The Powell-Pressburger "Red Shoes" (1948) inspired an entire generation of girls to become ballerinas. "Black Swan" is likely to have the opposite effect. Scrape off the film's heebie-jeebie folderol and you're left with this: Become a dancer, go mad.

Portman's Nina, a virginal young thing with a benevolent-despot stage mom (Barbara Hershey) and a mania for perfection, lands the role of the Swan Queen in an upcoming, daringly "revisionist" (i.e., sexy) production of "Swan Lake." The problem is, Nina must also dance the ballet's bewitching Black Swan.

Because the stud-Svengali artistic director Thomas Leroy (Vincent Cassel) is skeptical that Nina can make it over to the dark side, he brings in a rival dancer, the sexed-up Lily (Mila Kunis), to act as both goad and back-up. (She also becomes Nina's fantasy lover, or maybe it's just another one of those now-you-see-it-now-you-don't dream sequences.)

Working from a script by Mark Heyman, Andres Heinz, and John McLaughlin, Aronofsky plays up the thematic parallels between Nina's dissolution and the narrative of "Swan Lake." He dresses Nina in white and her co-players in dark colors, just in case we missed the point.

He blurs the line from the get-go between her reality and her rapidly accelerating fearful fantasies. A split toenail in this movie is never just a split toenail. It's a portal into horror, or, to be more specific, artsy B-movie horror shenanigans.
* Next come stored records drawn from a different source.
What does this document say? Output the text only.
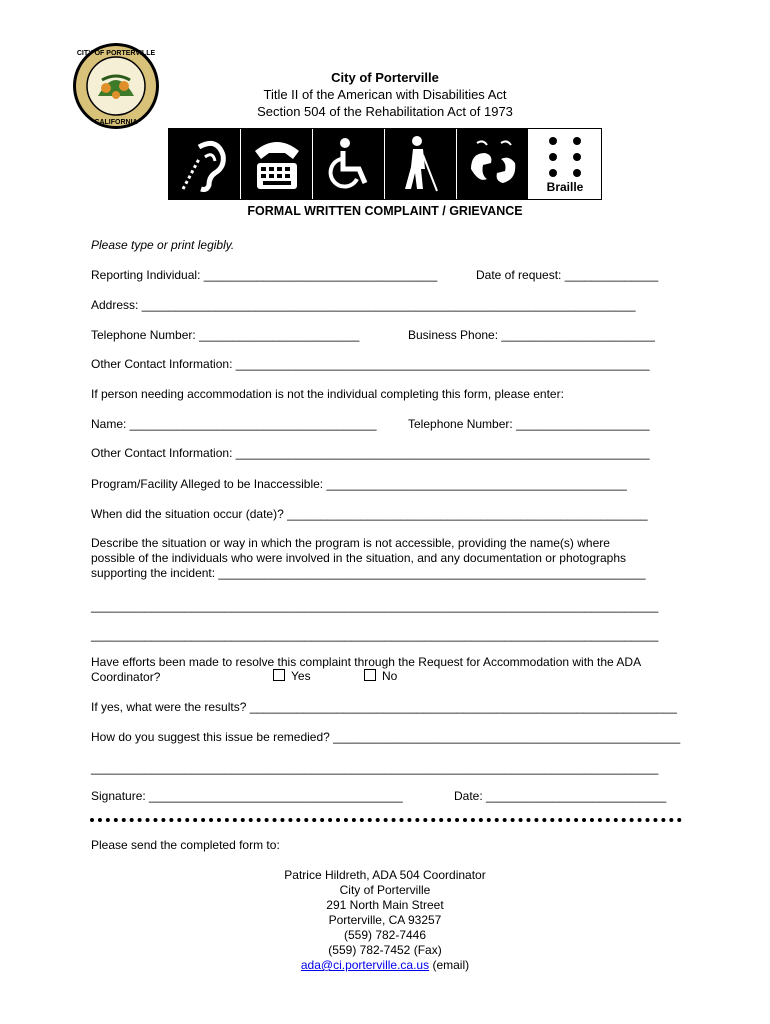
CITY OF PORTERVILLE
CALIFORNIA
City of Porterville
Title II of the American with Disabilities Act
Section 504 of the Rehabilitation Act of 1973
Braille
FORMAL WRITTEN COMPLAINT / GRIEVANCE
Please type or print legibly.
Reporting Individual: ___________________________________	Date of request: ______________
Address: __________________________________________________________________________
Telephone Number: ________________________	Business Phone: _______________________
Other Contact Information: ______________________________________________________________
If person needing accommodation is not the individual completing this form, please enter:
Name: _____________________________________	Telephone Number: ____________________
Other Contact Information: ______________________________________________________________
Program/Facility Alleged to be Inaccessible: _____________________________________________
When did the situation occur (date)? ______________________________________________________
Describe the situation or way in which the program is not accessible, providing the name(s) where
possible of the individuals who were involved in the situation, and any documentation or photographs
supporting the incident: ________________________________________________________________
_____________________________________________________________________________________
_____________________________________________________________________________________
Have efforts been made to resolve this complaint through the Request for Accommodation with the ADA
Coordinator?	Yes	No
If yes, what were the results? ________________________________________________________________
How do you suggest this issue be remedied? ____________________________________________________
_____________________________________________________________________________________
Signature: ______________________________________	Date: ___________________________
Please send the completed form to:
Patrice Hildreth, ADA 504 Coordinator
City of Porterville
291 North Main Street
Porterville, CA 93257
(559) 782-7446
(559) 782-7452 (Fax)
ada@ci.porterville.ca.us (email)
The technique of visually connecting a crazy person's interior and exterior worlds has been in the movies since at least "The Cabinet of Dr. Caligari" (1920). It was around the time Nina sprouted feathers that I decided "Black Swan" was either a vast put-on (too obvious) or vastly pretentious (more likely). Many moviegoers, especially high-toned ones, will believe otherwise. For them, anything this feverishly absurd and obviously made by smart people must be a work of art.

You can pick out all the references in this movie to other movies, not only "Red Shoes" and "Caligari," but also, for starters, "Phantom of the Opera," "All About Eve," "Repulsion," and Aronofsky's own dreamy-druggy freak show "Requiem for a Dream." In the end, however, "Black Swan" has the distinction of being its own beast. (Rated R for strong sexual content, violent images, language, and drug use.)

Now the sex scenes in this movie are very hot, the dancing first-rate and by the end of the movie you’ll be wanting to see it again – hopefully it will all come together the second time around you’ll be saying to yourself.

A horror-fest? Yes – a sex-fest – yes – a drama? Once again yes.

Comments

Thanks for the review. Swan Lake is my favourite ballet. It will be interesting to see this movie (and hear the music score).

Will have to wait till it comes out to our DVD store though - about 9 months - as we don't go to the theatre anymore.